In my husband’s recent month-long stay at a major teaching hospital, doctors and baby docs paraded through his room all day and night long. He saw nephrologists, cardiologists, a guy who specializes in pacemakers, urologists, dietitians, endocrinologists, physical therapists, occupational therapists, surgeons, hospitalists, dialysis specialists, nutritionists, ICU doctors and more. And despite having what is considered excellent insurance coverage and being at an in-network hospital, we are staggering under the weight of bills not covered or not covered fully. By my recent count ― and with more new bills arriving every day ― my husband was seen and billed by far more out-of-network doctors than ones in-network. Even the partner who filled in for his principal in-network doctor turned out to be out-of-network. Same practice, mind you, but separate contracts with insurers. Technically speaking, our doctor took the day off ― something he was certainly entitled to do ― and we got stuck holding the golf bag.

In the emergency room where my husband was brought by ambulance, two of the doctors who saw him were out-of-network. When I called to challenge how we were supposed to know that ― remember, this was an emergency room visit that led to a month’s hospitalization ― I was told I should have asked the doctors. “Excuse me Doctor ― yeah, you with the paddles in your hands who is shocking that heart back to life ― are you an in-network provider for Anthem Blue Cross/Blue Shield?” Yes, absurd to even think about.

A Kaiser Family Foundation study reported that nearly 7 in 10 people with unaffordable out-of-network medical bills did not know the health care provider was not in their plan’s network at the time they received care. Maybe doctors should wear a badge that says “I take no prisoners or insurance, only your kid’s college fund.”
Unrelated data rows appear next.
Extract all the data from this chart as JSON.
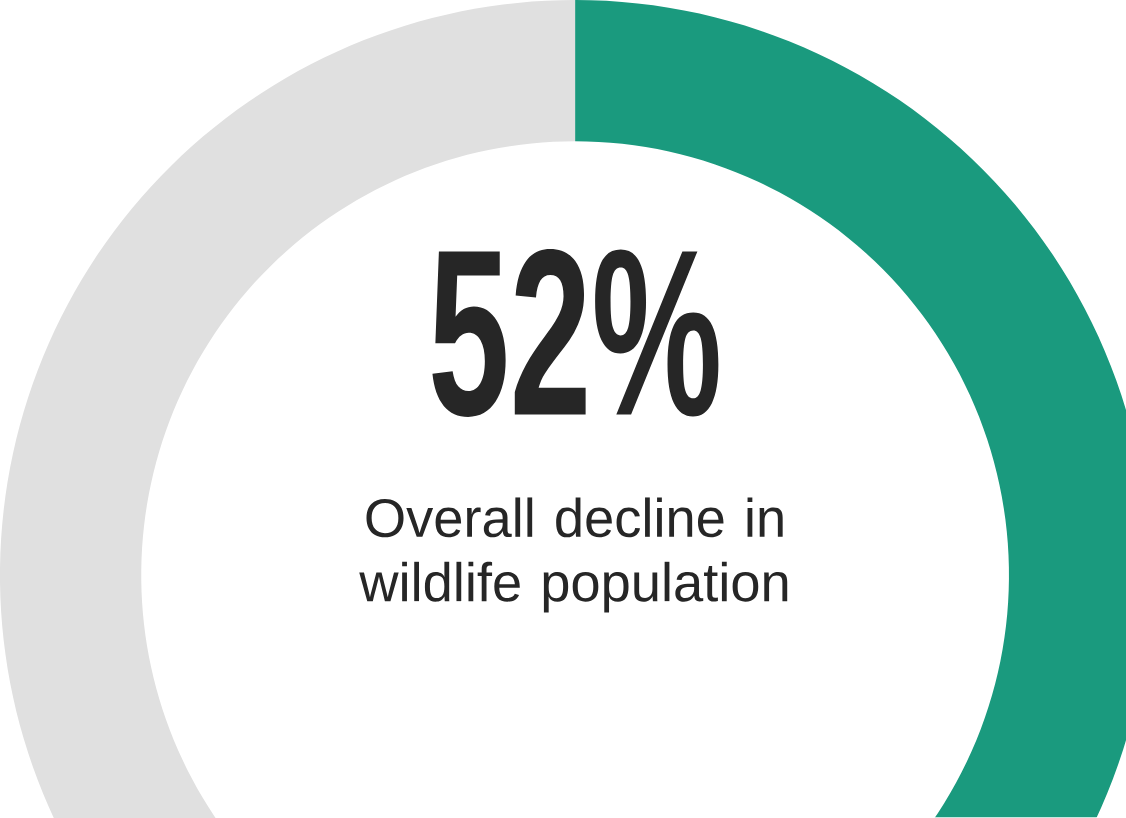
{
  "chart_data": {
    "type": "donut",
    "categories": [
      null,
      null
    ],
    "values": [
      52,
      48
    ],
    "colors": [
      "#1a9a7e",
      "#e0e0e0"
    ],
    "annotations": [
      "52%",
      "Overall decline in wildlife population"
    ]
  }
}
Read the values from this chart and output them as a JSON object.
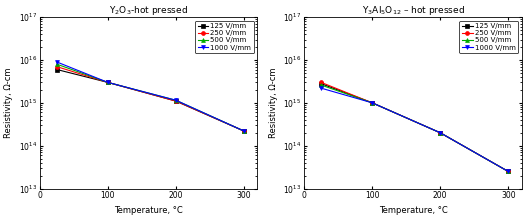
{
  "left_title": "Y$_2$O$_3$-hot pressed",
  "right_title": "Y$_3$Al$_5$O$_{12}$ – hot pressed",
  "xlabel": "Temperature, °C",
  "ylabel": "Resistivity, Ω-cm",
  "temperatures": [
    25,
    100,
    200,
    300
  ],
  "left_data": {
    "125": [
      6000000000000000.0,
      3000000000000000.0,
      1100000000000000.0,
      220000000000000.0
    ],
    "250": [
      7000000000000000.0,
      3000000000000000.0,
      1100000000000000.0,
      220000000000000.0
    ],
    "500": [
      8000000000000000.0,
      3000000000000000.0,
      1150000000000000.0,
      220000000000000.0
    ],
    "1000": [
      9000000000000000.0,
      3000000000000000.0,
      1150000000000000.0,
      220000000000000.0
    ]
  },
  "right_data": {
    "125": [
      2800000000000000.0,
      1000000000000000.0,
      200000000000000.0,
      25000000000000.0
    ],
    "250": [
      3000000000000000.0,
      1000000000000000.0,
      200000000000000.0,
      25000000000000.0
    ],
    "500": [
      2600000000000000.0,
      1000000000000000.0,
      200000000000000.0,
      25000000000000.0
    ],
    "1000": [
      2200000000000000.0,
      1000000000000000.0,
      200000000000000.0,
      25000000000000.0
    ]
  },
  "legend_labels": [
    "125 V/mm",
    "250 V/mm",
    "500 V/mm",
    "1000 V/mm"
  ],
  "colors": [
    "#000000",
    "#ff0000",
    "#00aa00",
    "#0000ff"
  ],
  "markers": [
    "s",
    "o",
    "^",
    "v"
  ],
  "ylim_left": [
    10000000000000.0,
    1e+17
  ],
  "ylim_right": [
    10000000000000.0,
    1e+17
  ],
  "xlim": [
    0,
    320
  ],
  "title_fontsize": 6.5,
  "label_fontsize": 6.0,
  "tick_fontsize": 5.5,
  "legend_fontsize": 5.0
}
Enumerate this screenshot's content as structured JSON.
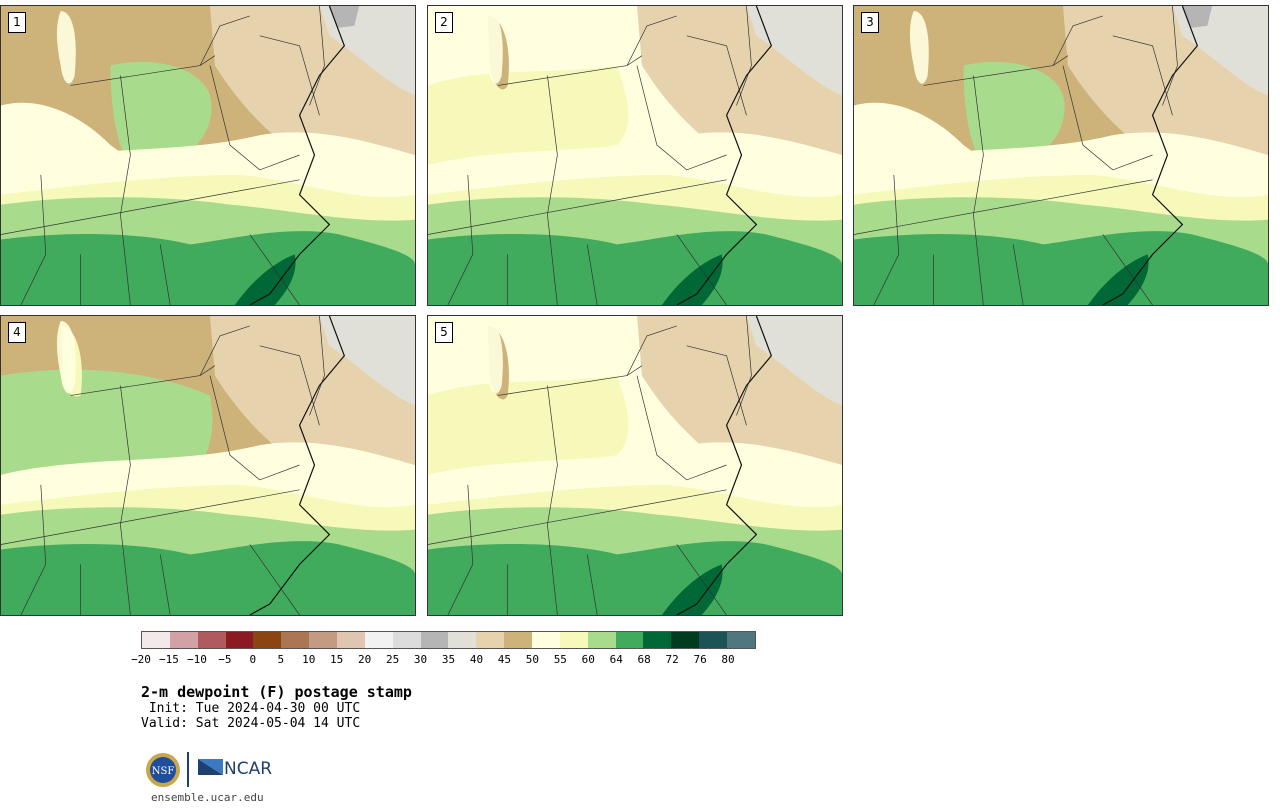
{
  "panels": [
    {
      "number": "1",
      "variant": 1
    },
    {
      "number": "2",
      "variant": 2
    },
    {
      "number": "3",
      "variant": 3
    },
    {
      "number": "4",
      "variant": 4
    },
    {
      "number": "5",
      "variant": 5
    }
  ],
  "colorbar": {
    "colors": [
      "#f3e9ea",
      "#d3a0a6",
      "#b05a60",
      "#8b1a22",
      "#8a4512",
      "#ad7652",
      "#c49b82",
      "#e0c6b2",
      "#f2f2f2",
      "#dcdcdc",
      "#b5b5b5",
      "#e0e0d8",
      "#e6d3ae",
      "#cdb27a",
      "#ffffe0",
      "#f6f9b9",
      "#a8dc8c",
      "#41ab5d",
      "#006837",
      "#003d1f",
      "#1c5357",
      "#4e787d"
    ],
    "tick_labels": [
      "−20",
      "−15",
      "−10",
      "−5",
      "0",
      "5",
      "10",
      "15",
      "20",
      "25",
      "30",
      "35",
      "40",
      "45",
      "50",
      "55",
      "60",
      "64",
      "68",
      "72",
      "76",
      "80"
    ]
  },
  "title": "2-m dewpoint (F) postage stamp",
  "init": " Init: Tue 2024-04-30 00 UTC",
  "valid": "Valid: Sat 2024-05-04 14 UTC",
  "logos": {
    "nsf": "NSF",
    "ncar": "NCAR"
  },
  "site": "ensemble.ucar.edu"
}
And the real kick-in-the-ass comes when you realize, it’s not you deciding to be seen by all these out-of-network doctors or having your blood work sent to an out-of-network lab or having your scans looked at by an out-of-network radiologist. No, you have nothing to do with it. But yet you will be expected to pay for it all ― even though you had no say in it.

But the in-network thing is just part of how screwed up this is. There is also “balance billing” ― the evil first cousin of doctors in-network. In this case, an in-network provider who doesn’t like your insurer’s reimbursement rate will still take the insurance company’s money, and then send you a bill for the rest of their desired fee, aka the “balance.” So even when a procedure is covered, you’ll still get bills. “Oh, but they’re not supposed to do that,” you say. And right you are. They are not. In-network doctors who negotiate and agree to accept your insurance are supposed to do just that. Insurance companies hear about it all the time ― and not just from me. But insurance companies aren’t dumb. They know what’s going on and turn a blind eye to it. Why?
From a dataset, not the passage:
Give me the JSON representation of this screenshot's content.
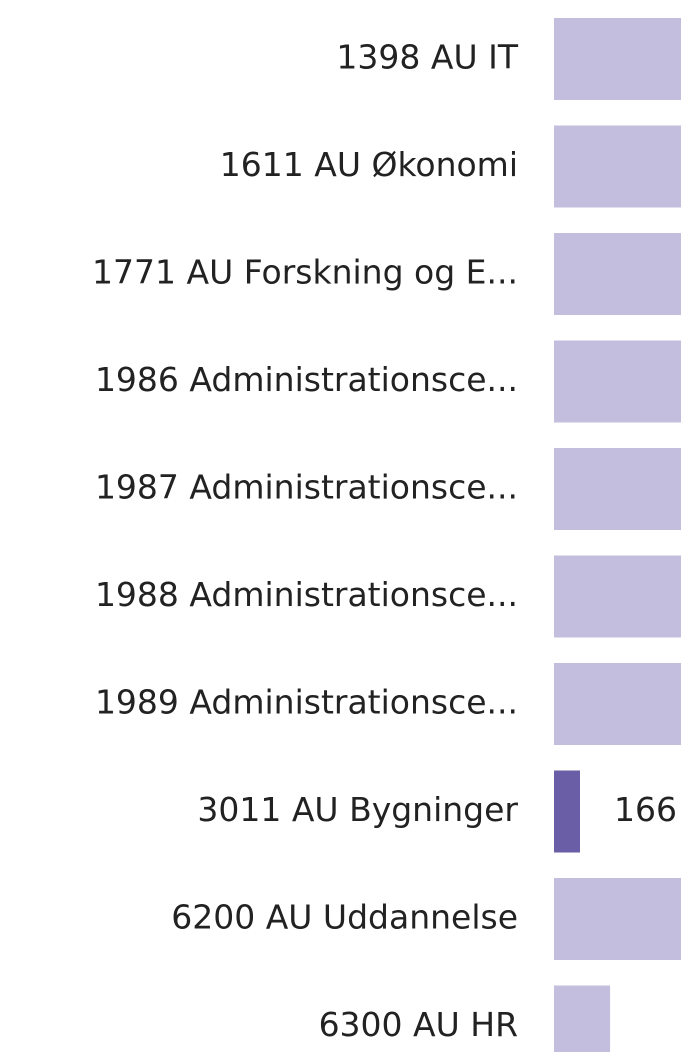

Because one thing balance billing does is deter patients from seeing a doctor. Studies have shown that when the patient’s portion ― whether a copay or deductible ― is high, they tend to put off making an appointment for what ails them. That’s a win-win for the insurance company, unless of course, the patient’s condition worsens and they wind up paying more. Clearly a risk they are willing to take.

Balance billing is illegal in some states. Just last year, New York set limits on these surprise medical bills from out-of-network providers in emergency situations and in non-emergency situations when patients receive treatment at an in-network hospital or facility. That won’t help me in California, but isn’t this a problem that should be addressed on a national level anyway?

Unfortunately, there are plenty of billing issues that are unfair but still legal, says the Medical Billing Advocates of America (MBAA). For example, the aforementioned “surprise medical bill,” where an out-of-network provider or service was involved in what would otherwise be in-network care, and you had no idea. Depending on your insurer’s terms for out-of-network coverage, you could be on the hook for a lot of money, says the MBAA. And it would appear there isn’t a whole lot you can do about it ― except not get sick.